La tecnica dello sfumato
La donna raffigurata si rivolge verso l'osservatore e sorride leggermente. I lati della sua bocca e gli angoli degli occhi sfumano nell’ombra. Lo sguardo sembra seguire l’osservatore. Le velature schiariscono gradualmente i toni scuri, e attraverso esse il volto appare alla luce prendendo consistenza, anche se non possiede dei veri e propri contorni.
Il paesaggio e il ponte
I contorni della figura sono appunto sfumati e a ciò contribuisce la presenza di un velo che copre la testa, scende sulle spalle e sugli avambracci. È proprio questa tecnica dello sfumato e la prospettiva aerea che riescono a legare la donna con il paesaggio, un paesaggio deserto e roccioso, che pian piano si dissolve fondendosi con il cielo, dando quindi un effetto di densità atmosferica (anche un po’ come abbiamo visto nella Vergine delle Rocce). I due laghi color smeraldo si fondono con le rive e le radici dei monti, perdendosi gli uni negli altri. A destra, sono presenti gli archi di un ponte lontano, ma sono gli unici elementi artificiali di questo paesaggio; il ponte rappresenta la fiducia dei sapienti e degli artisti del Rinascimento nella volontà dell'uomo e nella sua capacità di comprendere il mondo e a volte cambiarlo. È attraverso questa grandiosa raffigurazione del paesaggio, che si manifestano gli studi approfonditi di Leonardo sulla geologia e meteorologia.
Domande da interrogazione
- Chi è la donna ritratta nella Monna Lisa e quali sono le teorie sulla sua identità?

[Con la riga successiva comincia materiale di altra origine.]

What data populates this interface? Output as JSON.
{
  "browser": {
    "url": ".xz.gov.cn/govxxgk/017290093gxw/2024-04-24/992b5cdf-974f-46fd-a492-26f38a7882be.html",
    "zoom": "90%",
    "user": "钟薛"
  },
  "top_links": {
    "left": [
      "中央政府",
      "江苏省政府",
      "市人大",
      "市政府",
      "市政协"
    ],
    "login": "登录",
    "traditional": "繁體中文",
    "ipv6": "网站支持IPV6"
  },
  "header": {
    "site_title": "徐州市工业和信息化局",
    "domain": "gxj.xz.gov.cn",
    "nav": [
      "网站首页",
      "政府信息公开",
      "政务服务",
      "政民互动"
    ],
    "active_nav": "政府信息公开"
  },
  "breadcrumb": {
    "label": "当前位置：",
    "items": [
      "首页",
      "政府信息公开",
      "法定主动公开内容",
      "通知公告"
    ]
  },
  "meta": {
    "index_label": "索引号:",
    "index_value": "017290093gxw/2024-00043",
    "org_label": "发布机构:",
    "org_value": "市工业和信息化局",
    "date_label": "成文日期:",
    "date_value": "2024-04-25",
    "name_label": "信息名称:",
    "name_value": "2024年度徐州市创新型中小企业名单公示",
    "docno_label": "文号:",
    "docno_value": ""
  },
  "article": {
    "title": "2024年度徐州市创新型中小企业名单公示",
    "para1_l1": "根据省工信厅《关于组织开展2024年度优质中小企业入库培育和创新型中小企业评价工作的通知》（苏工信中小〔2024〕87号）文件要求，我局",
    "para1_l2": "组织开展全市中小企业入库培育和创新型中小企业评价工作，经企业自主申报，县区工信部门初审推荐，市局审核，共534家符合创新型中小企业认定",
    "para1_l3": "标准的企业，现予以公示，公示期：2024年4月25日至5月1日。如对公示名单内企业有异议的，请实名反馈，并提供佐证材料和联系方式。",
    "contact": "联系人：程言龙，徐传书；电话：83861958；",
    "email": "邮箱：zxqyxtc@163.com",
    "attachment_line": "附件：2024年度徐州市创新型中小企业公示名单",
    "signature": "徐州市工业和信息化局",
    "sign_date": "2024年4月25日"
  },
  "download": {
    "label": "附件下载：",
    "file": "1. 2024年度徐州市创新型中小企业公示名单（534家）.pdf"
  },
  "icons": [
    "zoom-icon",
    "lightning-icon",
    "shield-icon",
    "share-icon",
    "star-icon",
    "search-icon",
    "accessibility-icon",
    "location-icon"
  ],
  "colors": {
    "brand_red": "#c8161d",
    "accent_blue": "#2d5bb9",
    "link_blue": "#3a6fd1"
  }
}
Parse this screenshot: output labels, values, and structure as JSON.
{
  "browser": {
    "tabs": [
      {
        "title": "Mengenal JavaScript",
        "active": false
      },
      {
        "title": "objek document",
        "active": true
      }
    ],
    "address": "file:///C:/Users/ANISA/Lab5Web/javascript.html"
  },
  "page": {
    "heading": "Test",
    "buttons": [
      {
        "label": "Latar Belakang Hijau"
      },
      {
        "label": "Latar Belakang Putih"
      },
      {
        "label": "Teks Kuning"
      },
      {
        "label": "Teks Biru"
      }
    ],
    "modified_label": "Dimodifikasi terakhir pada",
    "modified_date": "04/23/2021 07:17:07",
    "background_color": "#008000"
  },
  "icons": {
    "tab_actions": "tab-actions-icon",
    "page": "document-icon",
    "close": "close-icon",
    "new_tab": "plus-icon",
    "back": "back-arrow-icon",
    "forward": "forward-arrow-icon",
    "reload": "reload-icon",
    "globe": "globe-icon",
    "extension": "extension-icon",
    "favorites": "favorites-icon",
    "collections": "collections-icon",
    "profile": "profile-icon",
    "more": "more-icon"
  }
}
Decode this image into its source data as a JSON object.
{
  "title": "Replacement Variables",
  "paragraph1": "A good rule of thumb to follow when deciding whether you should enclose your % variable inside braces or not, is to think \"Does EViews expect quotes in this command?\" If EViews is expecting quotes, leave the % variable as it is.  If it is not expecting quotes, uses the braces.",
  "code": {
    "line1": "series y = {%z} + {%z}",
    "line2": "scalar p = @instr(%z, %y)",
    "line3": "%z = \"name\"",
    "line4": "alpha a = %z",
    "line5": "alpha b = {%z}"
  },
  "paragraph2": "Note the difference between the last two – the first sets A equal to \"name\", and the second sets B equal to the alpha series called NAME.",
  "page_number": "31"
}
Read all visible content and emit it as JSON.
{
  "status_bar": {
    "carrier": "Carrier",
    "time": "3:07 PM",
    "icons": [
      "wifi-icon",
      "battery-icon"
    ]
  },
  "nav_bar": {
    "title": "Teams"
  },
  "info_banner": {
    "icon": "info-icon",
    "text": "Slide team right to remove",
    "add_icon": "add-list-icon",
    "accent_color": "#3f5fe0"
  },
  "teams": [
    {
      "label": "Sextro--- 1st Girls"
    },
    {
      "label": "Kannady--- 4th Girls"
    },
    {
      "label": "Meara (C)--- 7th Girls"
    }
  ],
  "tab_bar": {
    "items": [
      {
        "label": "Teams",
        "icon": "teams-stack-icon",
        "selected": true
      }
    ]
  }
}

- Qual è la tecnica artistica utilizzata da Leonardo per rappresentare la figura della Monna Lisa?
- Qual è il significato del paesaggio rappresentato nella Monna Lisa?
La Monna Lisa, o Gioconda, ritrae Lisa Gherardini, moglie di Francesco del Giocondo, ma alcuni sostengono che possa rappresentare anche Isabella Gualandi, amante di Giuliano de’ Medici.
Leonardo utilizza la tecnica dello sfumato, che consente di sfumare i contorni della figura, creando un effetto di profondità e di legame con il paesaggio circostante.
Il paesaggio, deserto e roccioso, simboleggia la fusione tra natura e arte, evidenziando gli studi di Leonardo sulla geologia e la meteorologia, e rappresenta la fiducia degli artisti del Rinascimento nella capacità dell'uomo di comprendere e modificare il mondo.